Here's what mayors and governors should really do to support the Paris Agreement


Andrew Cuomo

Getty Images/Gary Gershoff

Andrew Cuomo

Since President Donald Trump chose to withdraw from the Paris Agreement on climate change, mayors and governors around the country have been expressing their defiant intention to pursue the agreement's goals of constraining greenhouse gas emissions. And that's great.


Now, those state and local leaders should go and think about whether they're really doing what they can to reduce our nation's carbon footprint.

The most important emissions-related decisions made by state and local leaders tend not to fall directly under the "emissions policy" header. The key emissions-reducing tool available to them is not buying hybrid vehicles for the local police or putting a green roof on City Hall.

State and city governments shape Americans' carbon footprints through the policies they make about land use and transportation. If mayors and governors want Americans to emit less carbon, they should allow homes to be developed densely near people's workplaces, and they should provide transit options that are attractive compared to driving.

They should especially do this if they govern a municipality in coastal California, where the mild climate allows people to use much less energy heating and cooling their homes.


Policies that effectively cap the growth of cities like San Francisco and Berkeley mean fewer people live there and more people live in places where they must air condition their homes in a blazing summer and drive a long distance to work.

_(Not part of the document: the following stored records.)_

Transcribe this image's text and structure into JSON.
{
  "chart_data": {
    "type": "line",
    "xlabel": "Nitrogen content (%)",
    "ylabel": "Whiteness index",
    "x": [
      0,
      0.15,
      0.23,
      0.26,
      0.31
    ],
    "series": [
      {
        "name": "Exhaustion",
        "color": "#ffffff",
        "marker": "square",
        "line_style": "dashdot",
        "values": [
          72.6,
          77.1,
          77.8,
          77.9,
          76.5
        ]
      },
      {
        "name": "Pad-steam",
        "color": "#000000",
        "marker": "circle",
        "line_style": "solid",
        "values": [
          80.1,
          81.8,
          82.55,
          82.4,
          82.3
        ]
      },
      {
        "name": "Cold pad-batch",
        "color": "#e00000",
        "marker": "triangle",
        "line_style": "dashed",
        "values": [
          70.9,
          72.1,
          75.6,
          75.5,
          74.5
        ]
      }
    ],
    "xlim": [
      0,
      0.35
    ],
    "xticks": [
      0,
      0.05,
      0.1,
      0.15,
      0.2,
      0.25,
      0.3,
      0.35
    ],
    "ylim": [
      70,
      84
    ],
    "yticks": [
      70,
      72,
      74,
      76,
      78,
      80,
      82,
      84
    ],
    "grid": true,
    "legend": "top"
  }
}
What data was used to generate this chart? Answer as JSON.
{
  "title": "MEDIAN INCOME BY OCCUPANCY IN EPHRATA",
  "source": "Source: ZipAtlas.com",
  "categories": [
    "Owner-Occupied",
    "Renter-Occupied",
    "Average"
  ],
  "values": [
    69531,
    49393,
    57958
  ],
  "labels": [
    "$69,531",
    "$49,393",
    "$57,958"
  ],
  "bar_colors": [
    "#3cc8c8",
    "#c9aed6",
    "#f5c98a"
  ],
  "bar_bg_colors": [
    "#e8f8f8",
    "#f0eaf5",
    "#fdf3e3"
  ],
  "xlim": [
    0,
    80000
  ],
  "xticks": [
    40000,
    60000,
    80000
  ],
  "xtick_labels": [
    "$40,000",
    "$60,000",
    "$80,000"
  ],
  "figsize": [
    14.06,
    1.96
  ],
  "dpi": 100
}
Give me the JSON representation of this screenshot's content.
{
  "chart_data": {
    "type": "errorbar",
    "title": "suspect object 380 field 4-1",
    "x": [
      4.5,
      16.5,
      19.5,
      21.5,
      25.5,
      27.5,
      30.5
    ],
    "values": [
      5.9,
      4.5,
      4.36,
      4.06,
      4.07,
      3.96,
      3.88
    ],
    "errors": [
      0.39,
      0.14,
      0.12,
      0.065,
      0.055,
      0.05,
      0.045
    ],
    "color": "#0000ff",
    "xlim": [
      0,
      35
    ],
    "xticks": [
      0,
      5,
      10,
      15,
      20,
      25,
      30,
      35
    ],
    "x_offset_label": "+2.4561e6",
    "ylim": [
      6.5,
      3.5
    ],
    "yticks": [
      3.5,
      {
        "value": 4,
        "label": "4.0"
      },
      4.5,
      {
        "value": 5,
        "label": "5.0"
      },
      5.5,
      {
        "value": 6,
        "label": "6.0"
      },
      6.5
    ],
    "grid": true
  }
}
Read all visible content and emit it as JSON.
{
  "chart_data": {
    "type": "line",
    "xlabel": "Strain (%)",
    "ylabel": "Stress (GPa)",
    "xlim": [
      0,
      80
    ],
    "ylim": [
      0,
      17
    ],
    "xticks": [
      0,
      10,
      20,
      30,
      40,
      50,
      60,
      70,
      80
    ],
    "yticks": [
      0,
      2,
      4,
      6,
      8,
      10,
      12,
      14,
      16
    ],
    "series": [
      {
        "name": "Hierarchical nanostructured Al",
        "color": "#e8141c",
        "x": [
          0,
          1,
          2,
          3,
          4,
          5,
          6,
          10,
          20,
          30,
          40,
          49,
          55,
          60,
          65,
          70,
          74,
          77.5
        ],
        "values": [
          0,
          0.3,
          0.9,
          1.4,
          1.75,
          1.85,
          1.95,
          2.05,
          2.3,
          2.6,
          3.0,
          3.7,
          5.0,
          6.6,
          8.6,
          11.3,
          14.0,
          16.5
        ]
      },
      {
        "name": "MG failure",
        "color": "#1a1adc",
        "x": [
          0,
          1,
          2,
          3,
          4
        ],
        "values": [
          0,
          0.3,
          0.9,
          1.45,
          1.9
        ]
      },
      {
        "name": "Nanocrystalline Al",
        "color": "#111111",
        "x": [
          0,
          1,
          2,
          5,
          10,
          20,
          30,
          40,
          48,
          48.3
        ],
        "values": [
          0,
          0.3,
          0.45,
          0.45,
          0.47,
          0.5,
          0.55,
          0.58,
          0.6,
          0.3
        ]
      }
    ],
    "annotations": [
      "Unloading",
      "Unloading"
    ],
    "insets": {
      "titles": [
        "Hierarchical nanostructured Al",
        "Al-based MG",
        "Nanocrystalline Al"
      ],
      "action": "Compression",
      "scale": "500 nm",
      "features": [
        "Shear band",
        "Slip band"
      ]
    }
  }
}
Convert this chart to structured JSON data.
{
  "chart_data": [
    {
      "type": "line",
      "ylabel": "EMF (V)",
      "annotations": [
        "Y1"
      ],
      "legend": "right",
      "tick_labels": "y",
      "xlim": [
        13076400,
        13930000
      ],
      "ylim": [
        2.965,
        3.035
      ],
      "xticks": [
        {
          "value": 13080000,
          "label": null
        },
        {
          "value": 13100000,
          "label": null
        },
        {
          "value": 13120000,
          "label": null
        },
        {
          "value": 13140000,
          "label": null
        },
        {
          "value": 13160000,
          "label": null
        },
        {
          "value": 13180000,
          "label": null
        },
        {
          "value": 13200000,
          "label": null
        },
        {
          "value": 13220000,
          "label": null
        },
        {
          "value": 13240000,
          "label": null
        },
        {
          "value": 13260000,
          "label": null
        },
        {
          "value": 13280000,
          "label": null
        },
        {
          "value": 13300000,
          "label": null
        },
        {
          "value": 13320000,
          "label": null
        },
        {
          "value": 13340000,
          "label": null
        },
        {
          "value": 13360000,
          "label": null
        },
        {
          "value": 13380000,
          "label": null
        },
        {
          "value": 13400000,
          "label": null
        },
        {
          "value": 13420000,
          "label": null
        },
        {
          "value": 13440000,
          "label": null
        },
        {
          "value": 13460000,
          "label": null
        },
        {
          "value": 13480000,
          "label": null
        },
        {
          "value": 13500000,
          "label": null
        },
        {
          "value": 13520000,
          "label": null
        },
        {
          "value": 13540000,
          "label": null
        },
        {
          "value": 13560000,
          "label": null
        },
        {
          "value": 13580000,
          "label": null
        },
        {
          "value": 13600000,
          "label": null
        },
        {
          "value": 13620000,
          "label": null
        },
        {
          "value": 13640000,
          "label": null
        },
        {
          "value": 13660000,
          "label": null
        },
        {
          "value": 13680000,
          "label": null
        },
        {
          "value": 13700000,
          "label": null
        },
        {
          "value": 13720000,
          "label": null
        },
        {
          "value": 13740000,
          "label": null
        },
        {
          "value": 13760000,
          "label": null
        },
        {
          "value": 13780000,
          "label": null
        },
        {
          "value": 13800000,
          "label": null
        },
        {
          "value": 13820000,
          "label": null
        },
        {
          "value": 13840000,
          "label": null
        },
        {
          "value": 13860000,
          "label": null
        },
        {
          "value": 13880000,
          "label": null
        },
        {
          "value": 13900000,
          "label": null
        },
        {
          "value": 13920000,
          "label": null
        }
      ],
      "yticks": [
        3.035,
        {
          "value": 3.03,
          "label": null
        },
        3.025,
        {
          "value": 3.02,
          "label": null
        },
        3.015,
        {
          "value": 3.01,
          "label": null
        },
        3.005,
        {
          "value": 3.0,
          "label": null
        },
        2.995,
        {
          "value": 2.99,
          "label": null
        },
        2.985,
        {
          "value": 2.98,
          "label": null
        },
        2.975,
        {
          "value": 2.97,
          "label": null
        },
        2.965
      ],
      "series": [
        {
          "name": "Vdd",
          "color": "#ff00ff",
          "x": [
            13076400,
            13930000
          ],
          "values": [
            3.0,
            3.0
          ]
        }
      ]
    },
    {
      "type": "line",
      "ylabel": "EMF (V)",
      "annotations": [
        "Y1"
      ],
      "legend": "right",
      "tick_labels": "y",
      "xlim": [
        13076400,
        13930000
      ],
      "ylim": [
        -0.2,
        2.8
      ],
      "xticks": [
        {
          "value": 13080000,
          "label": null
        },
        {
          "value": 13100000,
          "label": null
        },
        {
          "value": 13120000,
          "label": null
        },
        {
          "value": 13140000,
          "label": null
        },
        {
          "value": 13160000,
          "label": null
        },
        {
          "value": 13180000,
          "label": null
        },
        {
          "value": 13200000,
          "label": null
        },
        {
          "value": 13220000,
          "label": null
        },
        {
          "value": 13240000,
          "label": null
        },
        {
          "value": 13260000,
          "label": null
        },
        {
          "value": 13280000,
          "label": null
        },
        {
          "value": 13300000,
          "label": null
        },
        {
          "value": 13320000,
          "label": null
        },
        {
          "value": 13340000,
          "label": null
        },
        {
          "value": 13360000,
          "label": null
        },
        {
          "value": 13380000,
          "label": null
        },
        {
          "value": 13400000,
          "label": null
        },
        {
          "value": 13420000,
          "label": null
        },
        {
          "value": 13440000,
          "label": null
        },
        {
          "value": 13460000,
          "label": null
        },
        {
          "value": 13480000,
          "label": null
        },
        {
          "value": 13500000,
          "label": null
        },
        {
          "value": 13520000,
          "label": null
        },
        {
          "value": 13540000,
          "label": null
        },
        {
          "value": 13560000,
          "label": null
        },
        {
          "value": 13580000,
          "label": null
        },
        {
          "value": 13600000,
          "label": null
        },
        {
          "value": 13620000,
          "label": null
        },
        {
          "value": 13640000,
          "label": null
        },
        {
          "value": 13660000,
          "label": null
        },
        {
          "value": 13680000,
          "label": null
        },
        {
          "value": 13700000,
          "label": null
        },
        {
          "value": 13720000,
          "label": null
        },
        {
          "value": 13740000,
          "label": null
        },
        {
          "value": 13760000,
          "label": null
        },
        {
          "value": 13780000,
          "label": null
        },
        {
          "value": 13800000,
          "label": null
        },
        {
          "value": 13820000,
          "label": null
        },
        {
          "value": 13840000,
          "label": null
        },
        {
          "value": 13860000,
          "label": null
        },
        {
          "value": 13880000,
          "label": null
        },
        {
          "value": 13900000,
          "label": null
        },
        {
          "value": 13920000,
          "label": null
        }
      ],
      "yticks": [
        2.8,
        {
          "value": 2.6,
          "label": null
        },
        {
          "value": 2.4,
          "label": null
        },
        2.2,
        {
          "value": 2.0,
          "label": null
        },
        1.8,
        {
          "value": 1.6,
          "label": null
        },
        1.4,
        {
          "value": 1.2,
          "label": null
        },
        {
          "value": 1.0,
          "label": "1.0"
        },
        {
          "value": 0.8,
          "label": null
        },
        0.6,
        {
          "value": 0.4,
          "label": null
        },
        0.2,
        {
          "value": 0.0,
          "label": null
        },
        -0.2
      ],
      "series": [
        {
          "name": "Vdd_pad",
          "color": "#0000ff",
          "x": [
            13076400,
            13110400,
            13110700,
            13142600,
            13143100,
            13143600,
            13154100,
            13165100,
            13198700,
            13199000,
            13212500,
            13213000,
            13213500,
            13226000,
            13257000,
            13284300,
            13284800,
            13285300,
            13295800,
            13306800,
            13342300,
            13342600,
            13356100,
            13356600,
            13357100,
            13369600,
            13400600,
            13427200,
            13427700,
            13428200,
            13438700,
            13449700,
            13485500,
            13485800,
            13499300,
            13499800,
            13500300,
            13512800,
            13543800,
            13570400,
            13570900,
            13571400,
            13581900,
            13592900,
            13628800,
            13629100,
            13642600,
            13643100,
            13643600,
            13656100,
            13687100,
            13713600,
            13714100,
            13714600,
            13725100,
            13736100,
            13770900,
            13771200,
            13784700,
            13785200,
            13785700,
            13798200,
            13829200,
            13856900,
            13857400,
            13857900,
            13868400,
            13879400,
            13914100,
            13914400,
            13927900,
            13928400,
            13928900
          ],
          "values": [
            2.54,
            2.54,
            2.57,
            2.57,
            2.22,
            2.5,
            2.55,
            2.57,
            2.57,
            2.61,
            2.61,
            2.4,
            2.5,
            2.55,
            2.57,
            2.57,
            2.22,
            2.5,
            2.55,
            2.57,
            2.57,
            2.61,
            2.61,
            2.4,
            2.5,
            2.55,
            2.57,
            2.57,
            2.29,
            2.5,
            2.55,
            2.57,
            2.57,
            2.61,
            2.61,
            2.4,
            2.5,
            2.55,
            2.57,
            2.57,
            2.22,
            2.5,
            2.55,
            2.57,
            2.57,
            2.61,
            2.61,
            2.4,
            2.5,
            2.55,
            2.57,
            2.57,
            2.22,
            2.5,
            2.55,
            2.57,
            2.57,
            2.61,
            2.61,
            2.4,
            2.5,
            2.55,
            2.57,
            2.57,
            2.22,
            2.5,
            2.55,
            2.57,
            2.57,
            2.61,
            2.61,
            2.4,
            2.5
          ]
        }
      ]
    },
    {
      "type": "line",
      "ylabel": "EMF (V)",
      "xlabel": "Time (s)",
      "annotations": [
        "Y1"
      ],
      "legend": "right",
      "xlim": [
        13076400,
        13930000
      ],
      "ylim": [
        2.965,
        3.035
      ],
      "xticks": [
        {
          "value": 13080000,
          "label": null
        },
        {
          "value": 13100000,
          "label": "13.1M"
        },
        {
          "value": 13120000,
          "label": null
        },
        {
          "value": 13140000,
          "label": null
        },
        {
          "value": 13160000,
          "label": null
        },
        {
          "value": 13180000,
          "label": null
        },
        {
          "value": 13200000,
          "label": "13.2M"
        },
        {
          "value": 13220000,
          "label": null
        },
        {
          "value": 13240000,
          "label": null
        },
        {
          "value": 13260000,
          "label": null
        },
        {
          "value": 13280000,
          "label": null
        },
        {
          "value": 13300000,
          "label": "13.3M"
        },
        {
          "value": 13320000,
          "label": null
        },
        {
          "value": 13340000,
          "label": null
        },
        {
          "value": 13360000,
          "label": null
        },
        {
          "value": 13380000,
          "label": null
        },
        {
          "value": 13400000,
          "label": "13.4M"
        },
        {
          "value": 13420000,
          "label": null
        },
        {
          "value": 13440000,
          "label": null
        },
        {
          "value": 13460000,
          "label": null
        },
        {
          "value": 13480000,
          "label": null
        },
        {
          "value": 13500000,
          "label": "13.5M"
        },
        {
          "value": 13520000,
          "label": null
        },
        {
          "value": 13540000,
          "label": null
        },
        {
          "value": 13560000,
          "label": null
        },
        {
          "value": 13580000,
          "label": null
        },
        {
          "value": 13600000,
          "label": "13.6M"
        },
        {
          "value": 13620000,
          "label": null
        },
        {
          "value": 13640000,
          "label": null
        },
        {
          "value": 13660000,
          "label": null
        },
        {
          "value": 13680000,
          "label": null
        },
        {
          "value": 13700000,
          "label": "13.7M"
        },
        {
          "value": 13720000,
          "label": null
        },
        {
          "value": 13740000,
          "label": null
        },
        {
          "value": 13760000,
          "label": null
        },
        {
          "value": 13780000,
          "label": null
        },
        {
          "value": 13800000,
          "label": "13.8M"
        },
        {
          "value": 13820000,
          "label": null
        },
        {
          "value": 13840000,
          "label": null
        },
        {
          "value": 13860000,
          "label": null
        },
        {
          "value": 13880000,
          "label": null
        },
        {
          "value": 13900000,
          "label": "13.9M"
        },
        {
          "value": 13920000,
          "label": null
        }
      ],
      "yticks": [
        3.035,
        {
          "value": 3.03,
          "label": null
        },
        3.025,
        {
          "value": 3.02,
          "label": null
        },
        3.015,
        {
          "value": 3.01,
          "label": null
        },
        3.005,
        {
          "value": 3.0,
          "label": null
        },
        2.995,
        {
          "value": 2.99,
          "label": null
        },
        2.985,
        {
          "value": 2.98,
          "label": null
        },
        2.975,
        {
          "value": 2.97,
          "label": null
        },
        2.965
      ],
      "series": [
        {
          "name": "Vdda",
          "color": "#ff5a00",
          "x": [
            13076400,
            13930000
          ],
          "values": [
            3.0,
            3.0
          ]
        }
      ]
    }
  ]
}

I was amused, for example, that New York Gov. Andrew Cuomo chose to highlight his support for the Paris Agreement by lighting up the new Kosciuszko Bridge in green. This new highway bridge is one of two major projects Cuomo has championed to widen a highway crossing over a waterway, while he has systematically underfunded and neglected New York City's transit systems. (New York City's clogged subways are controlled by the state government, not the city.)

Some municipal leaders have largely gotten these issues right. Los Angeles Mayor Eric Garcetti has matched his anti-emissions rhetoric by making transit and density two cornerstones of his administration, fighting successfully for a dedicated sales tax increase to expand LA's subways and bus service, and beating back efforts to limit dense residential development.

Now that other mayors and governors have scored their points by expressing their resistance to Trump on America's participation in this non-binding agreement, they should take a moment to reflect on whether their jurisdictions are doing as much as Los Angeles to change their ways on emissions.